Quando è il partner a parlare per primo#
Stare dall'altra parte è la metà più difficile, soprattutto quando la Y della sua frase è qualcosa che hai fatto tu. L'istinto è correggere i fatti, e le correzioni sui fatti vengono quasi sempre lette come un rifiuto di riconoscere l'emozione, anche quando sui fatti hai ragione. Prendi prima l'emozione e i dettagli dopo: “non mi ero reso conto che fosse arrivata così, e mi dispiace che sia successo”. Non ti costa niente, non concede niente su chi avesse ragione e tiene aperta la conversazione abbastanza a lungo da chiarire che cosa sia successo davvero. Se il dettaglio conta sul serio, torna a prenderlo nella stessa conversazione, dopo che ha finito.
Domande frequenti
La formula del “mi sento” funziona se il mio partner la considera roba da terapia?

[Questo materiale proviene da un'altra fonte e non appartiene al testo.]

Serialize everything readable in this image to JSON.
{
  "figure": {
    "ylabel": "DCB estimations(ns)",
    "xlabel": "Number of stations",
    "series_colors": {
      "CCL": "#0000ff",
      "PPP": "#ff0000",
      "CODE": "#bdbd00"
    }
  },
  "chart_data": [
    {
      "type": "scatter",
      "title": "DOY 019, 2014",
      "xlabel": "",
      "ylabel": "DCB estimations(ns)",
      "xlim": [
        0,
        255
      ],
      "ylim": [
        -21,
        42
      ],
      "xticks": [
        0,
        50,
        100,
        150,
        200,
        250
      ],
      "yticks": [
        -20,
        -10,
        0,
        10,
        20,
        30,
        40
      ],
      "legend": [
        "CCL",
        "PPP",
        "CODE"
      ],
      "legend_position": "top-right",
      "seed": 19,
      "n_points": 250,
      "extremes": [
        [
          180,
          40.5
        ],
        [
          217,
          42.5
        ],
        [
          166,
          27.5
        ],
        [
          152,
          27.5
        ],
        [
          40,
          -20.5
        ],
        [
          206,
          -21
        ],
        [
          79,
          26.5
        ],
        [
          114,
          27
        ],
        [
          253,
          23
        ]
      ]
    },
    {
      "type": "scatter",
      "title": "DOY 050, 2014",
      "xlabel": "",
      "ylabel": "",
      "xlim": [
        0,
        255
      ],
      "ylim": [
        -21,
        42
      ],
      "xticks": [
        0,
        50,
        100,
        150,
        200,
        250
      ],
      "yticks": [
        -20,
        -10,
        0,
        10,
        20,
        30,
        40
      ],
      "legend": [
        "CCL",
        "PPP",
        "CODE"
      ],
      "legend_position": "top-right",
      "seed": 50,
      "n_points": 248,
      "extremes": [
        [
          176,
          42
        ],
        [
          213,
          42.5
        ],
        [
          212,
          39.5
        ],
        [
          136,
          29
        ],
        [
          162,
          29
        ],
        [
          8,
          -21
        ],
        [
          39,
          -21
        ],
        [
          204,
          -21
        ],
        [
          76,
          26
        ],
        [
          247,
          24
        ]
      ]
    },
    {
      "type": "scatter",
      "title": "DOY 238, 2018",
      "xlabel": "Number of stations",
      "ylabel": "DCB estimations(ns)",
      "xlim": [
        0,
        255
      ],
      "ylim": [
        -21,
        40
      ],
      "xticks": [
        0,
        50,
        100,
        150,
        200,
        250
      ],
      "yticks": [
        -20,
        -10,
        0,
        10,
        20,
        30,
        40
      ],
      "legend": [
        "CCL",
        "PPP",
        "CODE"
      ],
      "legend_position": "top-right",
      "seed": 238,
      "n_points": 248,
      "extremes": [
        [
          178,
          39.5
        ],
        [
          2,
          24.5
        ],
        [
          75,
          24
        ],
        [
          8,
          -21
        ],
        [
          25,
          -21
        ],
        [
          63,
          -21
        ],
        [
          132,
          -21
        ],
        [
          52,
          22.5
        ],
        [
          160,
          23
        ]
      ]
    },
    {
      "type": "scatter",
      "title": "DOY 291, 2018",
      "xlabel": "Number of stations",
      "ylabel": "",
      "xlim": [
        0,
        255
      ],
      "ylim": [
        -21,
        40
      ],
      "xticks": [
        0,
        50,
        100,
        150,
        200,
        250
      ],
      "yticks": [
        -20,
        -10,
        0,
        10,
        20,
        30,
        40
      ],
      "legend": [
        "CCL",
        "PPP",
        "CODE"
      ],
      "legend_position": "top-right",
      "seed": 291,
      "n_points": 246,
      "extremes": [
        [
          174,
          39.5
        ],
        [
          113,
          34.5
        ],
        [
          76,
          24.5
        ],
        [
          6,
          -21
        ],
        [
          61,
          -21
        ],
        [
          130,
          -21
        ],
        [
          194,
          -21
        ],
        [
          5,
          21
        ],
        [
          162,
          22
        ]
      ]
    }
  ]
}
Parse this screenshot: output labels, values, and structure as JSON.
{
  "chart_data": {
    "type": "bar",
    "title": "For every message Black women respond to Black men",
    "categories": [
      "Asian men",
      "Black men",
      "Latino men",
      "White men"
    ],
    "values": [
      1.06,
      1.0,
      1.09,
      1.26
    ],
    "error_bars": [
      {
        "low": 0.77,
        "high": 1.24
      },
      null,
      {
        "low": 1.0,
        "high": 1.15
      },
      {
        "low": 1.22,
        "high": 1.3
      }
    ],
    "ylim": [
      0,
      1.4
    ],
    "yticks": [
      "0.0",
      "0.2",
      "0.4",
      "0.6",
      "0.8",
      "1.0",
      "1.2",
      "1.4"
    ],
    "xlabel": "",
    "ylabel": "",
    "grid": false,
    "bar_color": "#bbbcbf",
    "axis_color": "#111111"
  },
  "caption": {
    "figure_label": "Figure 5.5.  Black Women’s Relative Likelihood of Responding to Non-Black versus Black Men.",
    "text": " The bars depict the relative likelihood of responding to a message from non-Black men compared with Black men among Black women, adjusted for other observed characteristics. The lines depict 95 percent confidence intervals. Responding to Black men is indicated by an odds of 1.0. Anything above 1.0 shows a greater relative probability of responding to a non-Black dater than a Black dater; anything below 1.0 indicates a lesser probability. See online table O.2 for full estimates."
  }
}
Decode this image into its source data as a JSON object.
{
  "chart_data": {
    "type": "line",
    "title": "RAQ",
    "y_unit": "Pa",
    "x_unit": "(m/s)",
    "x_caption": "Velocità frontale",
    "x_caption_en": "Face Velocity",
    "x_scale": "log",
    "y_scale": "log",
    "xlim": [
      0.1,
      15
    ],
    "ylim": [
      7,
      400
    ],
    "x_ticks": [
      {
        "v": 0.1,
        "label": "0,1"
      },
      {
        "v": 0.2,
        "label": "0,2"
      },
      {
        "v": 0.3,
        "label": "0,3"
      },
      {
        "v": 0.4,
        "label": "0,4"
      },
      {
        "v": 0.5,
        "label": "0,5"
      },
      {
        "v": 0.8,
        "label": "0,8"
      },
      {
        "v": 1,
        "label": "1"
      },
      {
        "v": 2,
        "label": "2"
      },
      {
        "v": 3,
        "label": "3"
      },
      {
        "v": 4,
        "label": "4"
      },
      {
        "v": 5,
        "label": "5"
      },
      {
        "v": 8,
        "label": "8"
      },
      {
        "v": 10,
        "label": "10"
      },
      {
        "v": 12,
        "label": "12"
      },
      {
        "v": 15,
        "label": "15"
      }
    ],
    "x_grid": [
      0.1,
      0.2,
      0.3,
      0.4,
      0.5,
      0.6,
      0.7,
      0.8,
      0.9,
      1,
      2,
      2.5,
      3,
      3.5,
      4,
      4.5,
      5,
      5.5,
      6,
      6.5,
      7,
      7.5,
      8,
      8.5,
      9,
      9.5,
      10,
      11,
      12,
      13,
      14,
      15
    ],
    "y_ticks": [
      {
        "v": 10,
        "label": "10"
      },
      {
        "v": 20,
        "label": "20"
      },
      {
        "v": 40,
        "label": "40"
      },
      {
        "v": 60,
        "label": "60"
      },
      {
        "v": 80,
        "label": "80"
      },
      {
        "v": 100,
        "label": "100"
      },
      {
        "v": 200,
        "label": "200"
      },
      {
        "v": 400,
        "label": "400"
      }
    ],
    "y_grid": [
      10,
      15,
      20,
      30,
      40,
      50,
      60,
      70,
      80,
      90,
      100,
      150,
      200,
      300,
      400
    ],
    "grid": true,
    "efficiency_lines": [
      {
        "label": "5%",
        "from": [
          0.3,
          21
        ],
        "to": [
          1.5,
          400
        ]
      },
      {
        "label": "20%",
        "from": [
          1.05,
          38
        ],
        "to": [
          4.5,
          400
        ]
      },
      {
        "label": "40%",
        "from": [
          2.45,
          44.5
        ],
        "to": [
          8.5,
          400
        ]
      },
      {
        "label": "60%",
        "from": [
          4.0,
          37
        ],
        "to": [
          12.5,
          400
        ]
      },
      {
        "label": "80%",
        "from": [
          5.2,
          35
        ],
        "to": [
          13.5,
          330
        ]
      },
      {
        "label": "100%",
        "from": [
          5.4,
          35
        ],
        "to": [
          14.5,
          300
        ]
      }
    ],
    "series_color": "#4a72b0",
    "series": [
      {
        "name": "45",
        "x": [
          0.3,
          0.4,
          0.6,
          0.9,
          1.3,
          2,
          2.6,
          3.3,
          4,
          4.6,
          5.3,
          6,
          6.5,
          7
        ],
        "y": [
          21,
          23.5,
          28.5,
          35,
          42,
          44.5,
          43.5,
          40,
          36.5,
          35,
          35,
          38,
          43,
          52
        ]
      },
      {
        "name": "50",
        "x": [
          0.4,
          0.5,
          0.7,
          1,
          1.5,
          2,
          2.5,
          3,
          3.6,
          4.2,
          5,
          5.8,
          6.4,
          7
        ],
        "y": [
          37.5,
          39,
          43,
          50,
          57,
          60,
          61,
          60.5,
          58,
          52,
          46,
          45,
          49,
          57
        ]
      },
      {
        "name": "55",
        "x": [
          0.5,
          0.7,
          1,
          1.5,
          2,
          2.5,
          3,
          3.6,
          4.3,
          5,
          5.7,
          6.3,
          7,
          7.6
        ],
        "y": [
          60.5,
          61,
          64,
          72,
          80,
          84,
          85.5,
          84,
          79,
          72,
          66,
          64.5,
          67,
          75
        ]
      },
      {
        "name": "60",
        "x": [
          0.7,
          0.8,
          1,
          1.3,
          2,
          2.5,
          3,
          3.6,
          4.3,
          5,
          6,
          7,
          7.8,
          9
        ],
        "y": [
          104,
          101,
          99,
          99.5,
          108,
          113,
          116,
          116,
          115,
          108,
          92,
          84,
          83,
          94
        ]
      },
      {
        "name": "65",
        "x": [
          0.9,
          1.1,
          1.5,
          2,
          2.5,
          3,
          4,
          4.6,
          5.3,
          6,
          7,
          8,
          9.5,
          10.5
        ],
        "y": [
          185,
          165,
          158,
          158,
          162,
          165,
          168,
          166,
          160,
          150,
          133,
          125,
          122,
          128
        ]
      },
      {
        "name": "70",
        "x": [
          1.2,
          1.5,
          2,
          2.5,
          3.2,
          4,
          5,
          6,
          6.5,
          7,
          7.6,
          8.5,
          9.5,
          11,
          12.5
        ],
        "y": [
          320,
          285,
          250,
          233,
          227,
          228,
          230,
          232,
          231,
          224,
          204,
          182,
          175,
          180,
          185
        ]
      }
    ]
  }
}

Togli la cornice e tieni la struttura. Non sei obbligato ad annunciare che stai usando una tecnica, e non ti servono le parole letterali “mi sento”: “mi ha punto un po' quando è successo venerdì, e preferirei che me lo dicessi in privato” contiene tutti e tre i pezzi e suona come una frase normale. Quello che conta è un'emozione, un fatto osservabile, una richiesta. Il modo di dirlo lo aggiusti tu.
E se l'emozione è rabbia?
La rabbia di solito è lo strato esterno, e dirla per prima tende a far salire tutto. Chiediti che cosa è arrivato un secondo prima — quasi sempre dolore, paura o umiliazione — e parti da lì, perché è insieme più preciso e più ascoltabile. La rabbia vale comunque la pena di nominarla, dopo. Dilla quando hai la voce ferma, e mai come spiegazione di qualcosa che hai detto mentre era ancora forte.
Come tiro fuori un'emozione su una cosa successa settimane fa?
Ammetti che è vecchia e spiega perché la tiri fuori adesso. “Questa è di un po' di tempo fa e lo so che non è l'ideale, ma continua a girarmi in testa, quindi preferisco dirla invece di tenermela dentro”. Nominare il ritardo toglie l'effetto agguato. Dopodiché tieni la stessa forma: un fatto, un'emozione, una richiesta sul futuro invece di una pretesa di scuse sul passato.